Many Illinois defendants had hoped that their liability under BIPA could be limited because, they argued, a one-year statute of limitations should apply to BIPA claims. But, in a recently issued decision, Tims v. Black Horse Carriers, Inc., 2021 IL App (1st) 200563, the Illinois Court of Appeals rejected this position for a majority of BIPA claims. It held that a five-year statute of limitations applies to the most frequently cited sections of the statute.
BIPA imposes numerous restrictions on how private entities collect, retain, disclose, and destroy biometric identifiers, including retina or iris scans, fingerprints, voiceprints, scans of hand or face geometry, or biometric information.

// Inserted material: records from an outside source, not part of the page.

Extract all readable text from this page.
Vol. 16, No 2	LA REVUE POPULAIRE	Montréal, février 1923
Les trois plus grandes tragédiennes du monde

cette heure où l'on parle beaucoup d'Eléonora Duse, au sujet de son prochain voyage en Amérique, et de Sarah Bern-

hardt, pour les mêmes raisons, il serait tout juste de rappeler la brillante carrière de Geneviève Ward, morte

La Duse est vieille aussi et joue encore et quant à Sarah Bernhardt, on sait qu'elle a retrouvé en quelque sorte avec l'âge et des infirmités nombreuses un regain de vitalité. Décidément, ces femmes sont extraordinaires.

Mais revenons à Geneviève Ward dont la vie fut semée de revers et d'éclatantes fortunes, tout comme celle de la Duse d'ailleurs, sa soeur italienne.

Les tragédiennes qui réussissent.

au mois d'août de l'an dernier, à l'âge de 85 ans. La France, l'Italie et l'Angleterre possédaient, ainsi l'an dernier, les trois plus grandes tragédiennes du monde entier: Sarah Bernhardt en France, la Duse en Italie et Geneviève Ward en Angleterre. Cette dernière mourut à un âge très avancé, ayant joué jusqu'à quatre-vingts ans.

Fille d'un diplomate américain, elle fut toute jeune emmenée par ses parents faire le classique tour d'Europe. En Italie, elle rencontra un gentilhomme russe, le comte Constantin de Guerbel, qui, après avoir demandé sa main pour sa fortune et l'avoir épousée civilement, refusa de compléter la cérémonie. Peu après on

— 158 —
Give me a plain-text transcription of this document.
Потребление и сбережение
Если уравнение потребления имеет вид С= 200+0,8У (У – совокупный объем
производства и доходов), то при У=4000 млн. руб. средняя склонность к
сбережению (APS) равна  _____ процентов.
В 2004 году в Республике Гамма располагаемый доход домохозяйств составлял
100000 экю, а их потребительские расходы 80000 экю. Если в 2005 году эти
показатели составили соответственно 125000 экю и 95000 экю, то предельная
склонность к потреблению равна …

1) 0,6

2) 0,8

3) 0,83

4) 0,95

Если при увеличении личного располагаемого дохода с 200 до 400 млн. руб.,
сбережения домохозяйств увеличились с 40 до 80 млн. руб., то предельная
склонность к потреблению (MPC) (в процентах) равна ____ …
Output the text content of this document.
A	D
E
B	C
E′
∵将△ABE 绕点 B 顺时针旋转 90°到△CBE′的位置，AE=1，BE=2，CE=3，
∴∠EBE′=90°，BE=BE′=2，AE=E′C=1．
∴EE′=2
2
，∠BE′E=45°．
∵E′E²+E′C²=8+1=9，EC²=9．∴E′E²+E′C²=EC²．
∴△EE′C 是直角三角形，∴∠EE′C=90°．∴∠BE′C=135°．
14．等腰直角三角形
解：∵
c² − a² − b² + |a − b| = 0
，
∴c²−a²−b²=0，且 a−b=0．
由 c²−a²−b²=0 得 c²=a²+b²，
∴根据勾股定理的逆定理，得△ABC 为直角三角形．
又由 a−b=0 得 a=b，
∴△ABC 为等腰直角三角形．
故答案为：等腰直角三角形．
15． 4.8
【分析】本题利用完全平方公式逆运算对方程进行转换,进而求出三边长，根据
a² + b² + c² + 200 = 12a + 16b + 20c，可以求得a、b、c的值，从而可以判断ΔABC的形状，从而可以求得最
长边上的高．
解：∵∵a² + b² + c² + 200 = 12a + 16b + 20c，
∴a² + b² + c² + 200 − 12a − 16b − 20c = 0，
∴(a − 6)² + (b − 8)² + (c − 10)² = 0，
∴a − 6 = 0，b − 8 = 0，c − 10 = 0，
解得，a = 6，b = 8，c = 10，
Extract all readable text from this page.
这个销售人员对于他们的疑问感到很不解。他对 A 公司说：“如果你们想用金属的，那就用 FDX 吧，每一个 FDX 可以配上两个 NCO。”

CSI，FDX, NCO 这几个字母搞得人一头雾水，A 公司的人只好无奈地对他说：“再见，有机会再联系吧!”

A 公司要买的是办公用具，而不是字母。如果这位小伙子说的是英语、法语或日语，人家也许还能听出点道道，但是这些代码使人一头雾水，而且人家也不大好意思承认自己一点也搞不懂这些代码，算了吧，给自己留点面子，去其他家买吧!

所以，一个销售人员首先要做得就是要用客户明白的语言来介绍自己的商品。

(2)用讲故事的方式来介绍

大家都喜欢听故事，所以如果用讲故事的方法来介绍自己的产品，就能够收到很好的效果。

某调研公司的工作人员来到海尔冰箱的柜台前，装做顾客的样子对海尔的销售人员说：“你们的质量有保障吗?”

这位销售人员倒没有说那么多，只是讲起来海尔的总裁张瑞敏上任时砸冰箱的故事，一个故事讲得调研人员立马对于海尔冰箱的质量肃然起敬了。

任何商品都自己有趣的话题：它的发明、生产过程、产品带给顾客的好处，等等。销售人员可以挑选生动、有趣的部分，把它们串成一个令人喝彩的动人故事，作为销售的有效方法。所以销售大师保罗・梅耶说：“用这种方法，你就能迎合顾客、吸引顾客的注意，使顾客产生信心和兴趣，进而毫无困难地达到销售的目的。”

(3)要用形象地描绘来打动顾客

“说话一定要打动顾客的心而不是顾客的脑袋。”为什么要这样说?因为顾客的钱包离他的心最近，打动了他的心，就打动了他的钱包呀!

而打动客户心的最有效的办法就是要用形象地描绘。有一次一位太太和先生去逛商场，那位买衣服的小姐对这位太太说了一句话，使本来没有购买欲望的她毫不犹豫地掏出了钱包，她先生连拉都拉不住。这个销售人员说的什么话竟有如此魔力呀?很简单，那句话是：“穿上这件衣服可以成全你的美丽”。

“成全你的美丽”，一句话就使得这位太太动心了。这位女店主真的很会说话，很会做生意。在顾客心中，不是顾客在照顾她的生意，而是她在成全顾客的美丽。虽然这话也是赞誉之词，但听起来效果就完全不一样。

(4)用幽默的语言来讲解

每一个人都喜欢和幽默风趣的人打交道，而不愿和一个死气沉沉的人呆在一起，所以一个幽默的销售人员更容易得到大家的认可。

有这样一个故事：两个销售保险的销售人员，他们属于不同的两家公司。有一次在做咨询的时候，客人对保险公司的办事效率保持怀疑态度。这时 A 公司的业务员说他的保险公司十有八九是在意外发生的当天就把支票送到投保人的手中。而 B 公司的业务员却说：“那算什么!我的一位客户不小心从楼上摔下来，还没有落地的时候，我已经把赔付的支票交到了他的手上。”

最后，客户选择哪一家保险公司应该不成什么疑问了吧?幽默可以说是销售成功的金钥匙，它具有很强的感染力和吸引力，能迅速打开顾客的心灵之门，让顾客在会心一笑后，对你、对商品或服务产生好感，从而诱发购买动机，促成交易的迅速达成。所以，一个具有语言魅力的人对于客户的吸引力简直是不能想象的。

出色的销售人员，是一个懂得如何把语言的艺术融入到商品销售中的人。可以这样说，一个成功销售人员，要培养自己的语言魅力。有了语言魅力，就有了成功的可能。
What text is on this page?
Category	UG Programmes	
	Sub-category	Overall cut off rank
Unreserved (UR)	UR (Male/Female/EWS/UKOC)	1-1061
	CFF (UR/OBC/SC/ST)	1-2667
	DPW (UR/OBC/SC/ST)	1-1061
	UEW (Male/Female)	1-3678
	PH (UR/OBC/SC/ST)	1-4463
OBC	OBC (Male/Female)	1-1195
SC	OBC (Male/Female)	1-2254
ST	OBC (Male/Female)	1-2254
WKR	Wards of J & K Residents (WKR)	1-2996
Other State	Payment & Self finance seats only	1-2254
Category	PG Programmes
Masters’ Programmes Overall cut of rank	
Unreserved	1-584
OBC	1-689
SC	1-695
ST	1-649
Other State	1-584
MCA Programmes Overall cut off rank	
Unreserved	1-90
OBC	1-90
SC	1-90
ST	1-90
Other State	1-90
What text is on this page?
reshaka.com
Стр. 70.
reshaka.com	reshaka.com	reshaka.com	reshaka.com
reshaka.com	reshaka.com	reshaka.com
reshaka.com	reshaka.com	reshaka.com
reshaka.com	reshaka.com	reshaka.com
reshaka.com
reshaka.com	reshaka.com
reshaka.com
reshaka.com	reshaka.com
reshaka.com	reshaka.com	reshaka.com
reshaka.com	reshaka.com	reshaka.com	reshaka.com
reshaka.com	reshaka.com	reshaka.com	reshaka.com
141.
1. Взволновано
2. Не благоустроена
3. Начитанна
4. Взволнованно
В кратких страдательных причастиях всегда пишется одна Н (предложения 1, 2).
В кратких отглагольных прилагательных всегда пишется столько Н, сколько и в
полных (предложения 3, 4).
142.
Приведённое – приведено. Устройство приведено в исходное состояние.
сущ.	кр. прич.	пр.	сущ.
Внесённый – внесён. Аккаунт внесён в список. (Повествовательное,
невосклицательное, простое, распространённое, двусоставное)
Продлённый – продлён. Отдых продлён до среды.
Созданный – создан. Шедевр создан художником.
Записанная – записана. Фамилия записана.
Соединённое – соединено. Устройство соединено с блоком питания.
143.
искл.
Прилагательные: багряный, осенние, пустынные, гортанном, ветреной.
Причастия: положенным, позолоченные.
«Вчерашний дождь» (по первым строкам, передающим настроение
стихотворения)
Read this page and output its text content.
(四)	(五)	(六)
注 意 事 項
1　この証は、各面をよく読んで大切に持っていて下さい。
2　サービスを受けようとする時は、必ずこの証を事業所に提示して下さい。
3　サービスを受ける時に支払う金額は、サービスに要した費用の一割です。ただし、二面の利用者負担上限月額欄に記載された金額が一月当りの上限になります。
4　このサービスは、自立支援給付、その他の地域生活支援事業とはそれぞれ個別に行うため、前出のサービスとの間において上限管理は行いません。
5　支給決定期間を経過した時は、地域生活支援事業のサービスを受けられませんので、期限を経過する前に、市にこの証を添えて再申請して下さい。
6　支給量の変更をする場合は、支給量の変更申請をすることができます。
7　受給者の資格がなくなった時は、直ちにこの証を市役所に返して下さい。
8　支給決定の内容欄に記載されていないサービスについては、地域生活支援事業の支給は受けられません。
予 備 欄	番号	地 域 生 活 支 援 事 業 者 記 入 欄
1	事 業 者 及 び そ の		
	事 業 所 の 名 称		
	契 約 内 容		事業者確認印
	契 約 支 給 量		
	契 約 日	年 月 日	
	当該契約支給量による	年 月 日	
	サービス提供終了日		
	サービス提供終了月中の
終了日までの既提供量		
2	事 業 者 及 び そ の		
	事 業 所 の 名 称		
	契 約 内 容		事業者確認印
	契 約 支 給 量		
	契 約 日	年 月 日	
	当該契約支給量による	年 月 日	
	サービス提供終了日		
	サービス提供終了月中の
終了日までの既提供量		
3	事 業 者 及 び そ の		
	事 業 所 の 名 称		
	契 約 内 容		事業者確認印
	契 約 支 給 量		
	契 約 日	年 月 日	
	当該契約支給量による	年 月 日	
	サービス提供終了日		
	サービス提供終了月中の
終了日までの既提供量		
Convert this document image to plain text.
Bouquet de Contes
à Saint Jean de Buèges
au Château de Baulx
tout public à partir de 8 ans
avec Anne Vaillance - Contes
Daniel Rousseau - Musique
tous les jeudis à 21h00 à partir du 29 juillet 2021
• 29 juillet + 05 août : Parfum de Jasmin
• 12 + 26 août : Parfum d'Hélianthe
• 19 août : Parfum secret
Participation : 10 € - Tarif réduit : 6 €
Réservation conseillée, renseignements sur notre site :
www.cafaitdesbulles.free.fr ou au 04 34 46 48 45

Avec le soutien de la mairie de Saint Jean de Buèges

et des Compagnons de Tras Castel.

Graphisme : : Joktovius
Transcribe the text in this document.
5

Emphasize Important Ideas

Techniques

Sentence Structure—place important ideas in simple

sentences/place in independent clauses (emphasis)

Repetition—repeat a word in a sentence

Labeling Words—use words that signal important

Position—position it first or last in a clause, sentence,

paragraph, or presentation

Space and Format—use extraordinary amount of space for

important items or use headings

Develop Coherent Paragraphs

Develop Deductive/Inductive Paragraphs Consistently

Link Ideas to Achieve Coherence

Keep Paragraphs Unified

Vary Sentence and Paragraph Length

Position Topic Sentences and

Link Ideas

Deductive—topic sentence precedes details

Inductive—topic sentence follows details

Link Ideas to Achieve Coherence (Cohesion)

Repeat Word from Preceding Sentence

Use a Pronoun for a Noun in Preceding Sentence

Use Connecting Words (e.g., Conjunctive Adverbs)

Specifically, Section 15 of the Act contains five subsections:
- Section (a) requires that “[a] private entity in possession of biometric identifiers or biometric information must develop a written policy, made available to the public,” for a retention schedule and guidelines for permanently destroying biometric information.
- Section (b) provides that a private entity may obtain biometric information only if it first informs the subject that biometric information is being collected and obtains a written release from that person.
- Section (c) provides that no entity may “sell, lease, trade, or otherwise profit” from a person’s biometric information.
- Section (d) restricts disclosure of biometric information without the subject’s consent.
- Section (e) requires a high standard of care in storing, transmitting, and protecting biometric information.
Under BIPA, any person “aggrieved” by a violation of any of its provisions “shall have a right of action . . . against an offending party” and “may recover for each violation” the greater of liquidated damages or actual damages and reasonable attorney fees and costs. 740 Ill. Comp. Stat. Ann. 14/20. The language of BIPA includes no specific statute of limitations.
Tims contains facts common to many BIPA actions. There, plaintiffs alleged that their employer scanned the fingerprints of its employees and used such scanning in its timekeeping system. Plaintiffs also alleged that their employer did not inform its employees of the purpose of this scanning, did not receive a release from plaintiffs prior to obtaining fingerprints or disseminating the information to third parties, or did not provide a retention schedule for destroying fingerprints. They then filed claims under Section 15(a) of BIPA for failing to maintain a written policy regarding retention of biometric information, Section 15(b) for failing to inform employees that biometric information was being stored and to obtain a written release from employees, and Section 15(d) for failing to obtain consent from employees before sharing biometric information.
Defendants filed a motion to dismiss the claims based on the running of the statute of limitations. They claimed that a one-year statute of limitations in Section 13-201—which governs certain Illinois claims related to the right of privacy—should apply to all claims under BIPA, because any BIPA claim concerns privacy. Plaintiffs argued that a general five-year statute of limitations that applies to civil claims in Illinois should apply.
The court reviewed the language of Section 13-201 and its requirement that a claim involve “publication” of matter concerning privacy. It noted that Illinois courts had recognized two types of privacy interests: secrecy (the right to keep things confidential) and seclusion (the right to be left alone). It then observed that the one-year statute of limitations applied only to secrecy claims, not to seclusion claims. It concluded that “Section 13-501 does not encompass all privacy actions but only those where publication is an element or inherent part of the action.”
The court then applied this reasoning to BIPA claims. It noted that of the five claims enumerated in Section 15 of BIPA, three such claims have “absolutely no element of publication.” Any claim for failing to maintain a written policy regarding retention of biometric information (Section 15(a)), collecting or obtaining biometric data without written consent (Section 15(b)), or not taking reasonable care in storing, transmitting, and protecting biometric data (Section 15(e)) did not involve publication. The one-year statute of limitations in Section 13-501 could not apply to such claims. In contrast, two sections of BIPA, Sections 15(c) and (d), concerned dissemination of biometric data and sale of biometric data. Any action under these sections, the court concluded, is an action for publication. The one-year statute of limitations of Section 13-501 applies to such categories of claims.
What You Should Know
The Illinois Court of Appeals holding in Tims will almost certainly be appealed to the Illinois Supreme Court, but, for now, the decision signals that a potential defense to many BIPA claims is only partially effective. Because most BIPA class actions include claims under Section 15(a), Section 15(b), or Section 15(e), the statute of limitations for most BIPA actions will remain at five years and the size of the class and extent of liability will not be significantly reduced.
Any company that has used or is considering the use of biometric technology should carefully review its policies and discuss its options with an attorney.